Today I decided to indulge in a guilty pleasure of mine and read a Mail Order Bride novel. Why do I call it a guilty pleasure? Because just about every mail order bride book that I have read follows a pretty standard formula. 1) Something happens causing a young woman to need to relocate. Generally she doesn’t have a lot of money or options, so she winds up answering an advertisement in a newspaper from a man across the country who is looking for a wife. 2) She takes a long train ride to wherever her future husband lives and marries him the day she meets him. 3) There are usually a number of hardships or difficulties that they must endure and overcome together. And 4) Once they overcome these difficulties together, love wins out and their happy ending is ensured. There are a few variations of this from different authors, but in general that’s the standard formula. The book I chose for today was no different.

“Genevieve: Bride of Nevada” definitely counts as your standard Mail Order Bride novel. It’s one of a series of books that were written by a number of authors. In this series, there is a book for every state in the USA. This one focuses on Genny, a young woman who has just lost her job as a factory employee when the factory burns down. She answers an ad for a Mail Order Bride from a rancher in Nevada who was recently widowed and needs a wife to help him raise his two small children. The problem she encounters after she meets him is that he doesn’t intend for it to be a “real” marriage. His wife had died in childbirth and he is unwilling to let himself love another woman and risk losing her that way as well. And no “real” marriage means that there will never be any more children and no risk of losing someone else.

As she really has no other options at that point, Genny agrees and marries Stuart. She falls instantly in love with his children, and they are almost as quickly in love with her. Then she discovers that her new husband intends to share a bed with her, though there will be no physical intimacy between them. (Remember, he’s not willing to risk his heart or to father more children.) Unfortunately for Genny, she truly wishes to have children of her own in addition to the two of Stuart’s that she is helping to raise. As expected, she falls in love with a husband who keeps pushing her away.

Next comes the expected obstacle they must overcome. Genny, realizing that she loves her husband, but miserable over his unwillingness to return her feelings and make their marriage a “real” one, packs her few belongings, leaves her wedding ring behind, and returns to the nearby town. She hates leaving the children, (the youngest of which had just that day started calling her mama), but she can’t remain as nothing more than a caretaker and housekeeper. Back in town, she takes a job waitressing at the hotel restaurant in the hopes that she might at least be able to see the two children once in a while.

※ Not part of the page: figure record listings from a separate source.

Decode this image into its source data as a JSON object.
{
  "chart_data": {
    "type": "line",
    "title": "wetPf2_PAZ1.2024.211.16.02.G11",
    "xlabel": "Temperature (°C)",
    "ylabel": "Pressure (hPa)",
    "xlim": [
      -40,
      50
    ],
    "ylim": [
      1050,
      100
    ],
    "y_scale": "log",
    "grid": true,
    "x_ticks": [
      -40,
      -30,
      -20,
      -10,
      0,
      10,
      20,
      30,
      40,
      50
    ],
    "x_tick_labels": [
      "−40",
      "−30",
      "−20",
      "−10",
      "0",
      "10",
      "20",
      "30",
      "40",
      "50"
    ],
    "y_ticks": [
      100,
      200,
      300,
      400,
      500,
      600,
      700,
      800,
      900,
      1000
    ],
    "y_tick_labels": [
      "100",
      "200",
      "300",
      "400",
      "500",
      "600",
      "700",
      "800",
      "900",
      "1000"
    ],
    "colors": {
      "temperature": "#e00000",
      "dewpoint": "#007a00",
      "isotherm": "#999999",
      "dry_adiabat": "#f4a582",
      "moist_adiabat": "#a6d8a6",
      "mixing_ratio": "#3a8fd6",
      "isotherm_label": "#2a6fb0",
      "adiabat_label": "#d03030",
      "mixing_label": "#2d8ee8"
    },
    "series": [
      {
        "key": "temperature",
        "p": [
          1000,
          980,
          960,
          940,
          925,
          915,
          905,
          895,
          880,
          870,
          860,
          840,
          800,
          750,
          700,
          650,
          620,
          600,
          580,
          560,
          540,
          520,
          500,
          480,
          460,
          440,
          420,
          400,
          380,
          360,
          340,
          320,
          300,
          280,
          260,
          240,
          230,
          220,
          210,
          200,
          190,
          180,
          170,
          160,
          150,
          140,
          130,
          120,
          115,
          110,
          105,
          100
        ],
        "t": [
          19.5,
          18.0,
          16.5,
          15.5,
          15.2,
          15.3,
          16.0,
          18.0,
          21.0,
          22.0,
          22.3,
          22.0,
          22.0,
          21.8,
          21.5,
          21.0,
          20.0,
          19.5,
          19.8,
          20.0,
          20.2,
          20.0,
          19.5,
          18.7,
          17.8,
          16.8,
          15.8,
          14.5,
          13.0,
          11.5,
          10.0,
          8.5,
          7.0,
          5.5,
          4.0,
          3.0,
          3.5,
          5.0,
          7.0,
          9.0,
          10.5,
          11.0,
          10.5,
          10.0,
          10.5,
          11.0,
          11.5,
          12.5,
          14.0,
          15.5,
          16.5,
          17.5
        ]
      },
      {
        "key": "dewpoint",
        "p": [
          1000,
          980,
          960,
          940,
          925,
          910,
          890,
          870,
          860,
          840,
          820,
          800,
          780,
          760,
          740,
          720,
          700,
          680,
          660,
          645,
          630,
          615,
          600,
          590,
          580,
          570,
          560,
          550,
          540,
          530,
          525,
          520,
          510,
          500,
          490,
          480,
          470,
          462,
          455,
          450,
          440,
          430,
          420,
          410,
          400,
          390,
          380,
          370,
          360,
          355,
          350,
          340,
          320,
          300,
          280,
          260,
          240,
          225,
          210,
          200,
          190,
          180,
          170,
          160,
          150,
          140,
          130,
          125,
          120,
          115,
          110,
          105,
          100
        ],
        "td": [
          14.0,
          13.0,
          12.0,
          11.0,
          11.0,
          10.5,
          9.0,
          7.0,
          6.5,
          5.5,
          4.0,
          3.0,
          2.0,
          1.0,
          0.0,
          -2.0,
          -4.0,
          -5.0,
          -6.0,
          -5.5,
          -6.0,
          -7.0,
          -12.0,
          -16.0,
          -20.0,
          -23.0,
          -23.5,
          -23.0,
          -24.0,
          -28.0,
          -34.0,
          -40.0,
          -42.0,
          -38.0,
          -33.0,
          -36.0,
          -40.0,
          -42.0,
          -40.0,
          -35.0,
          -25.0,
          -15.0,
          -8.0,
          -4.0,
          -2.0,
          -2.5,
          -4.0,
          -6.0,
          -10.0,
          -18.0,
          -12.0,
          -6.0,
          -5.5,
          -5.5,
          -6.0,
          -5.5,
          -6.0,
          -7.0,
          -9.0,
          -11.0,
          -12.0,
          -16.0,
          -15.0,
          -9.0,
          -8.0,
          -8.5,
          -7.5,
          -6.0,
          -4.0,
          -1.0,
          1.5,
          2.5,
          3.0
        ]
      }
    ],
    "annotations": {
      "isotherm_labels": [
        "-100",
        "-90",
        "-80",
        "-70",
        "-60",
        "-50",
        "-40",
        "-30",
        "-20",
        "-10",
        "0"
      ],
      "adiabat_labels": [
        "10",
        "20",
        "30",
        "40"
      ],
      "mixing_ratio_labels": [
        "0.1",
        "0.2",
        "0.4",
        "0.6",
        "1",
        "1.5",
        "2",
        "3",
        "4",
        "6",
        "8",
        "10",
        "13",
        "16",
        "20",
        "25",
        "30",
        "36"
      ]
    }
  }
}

I’m not going to go into further detail as to what happens next. After all, I don’t want to give the whole story away. I’ve mentioned already that this book follows the standard formula for Mail Order Bride stories, so you can pretty much guess at what will happen. Several times this book did make me tear up, sometimes due to sadness and others at happy moments. (The subject is one of my guilty pleasures, after all). There were a couple of spots that could have been slightly better edited, but overall it wasn’t bad. It was a very quick book to read. I finished it in less than a day, and as expected, I did enjoy it. Hopefully you will too.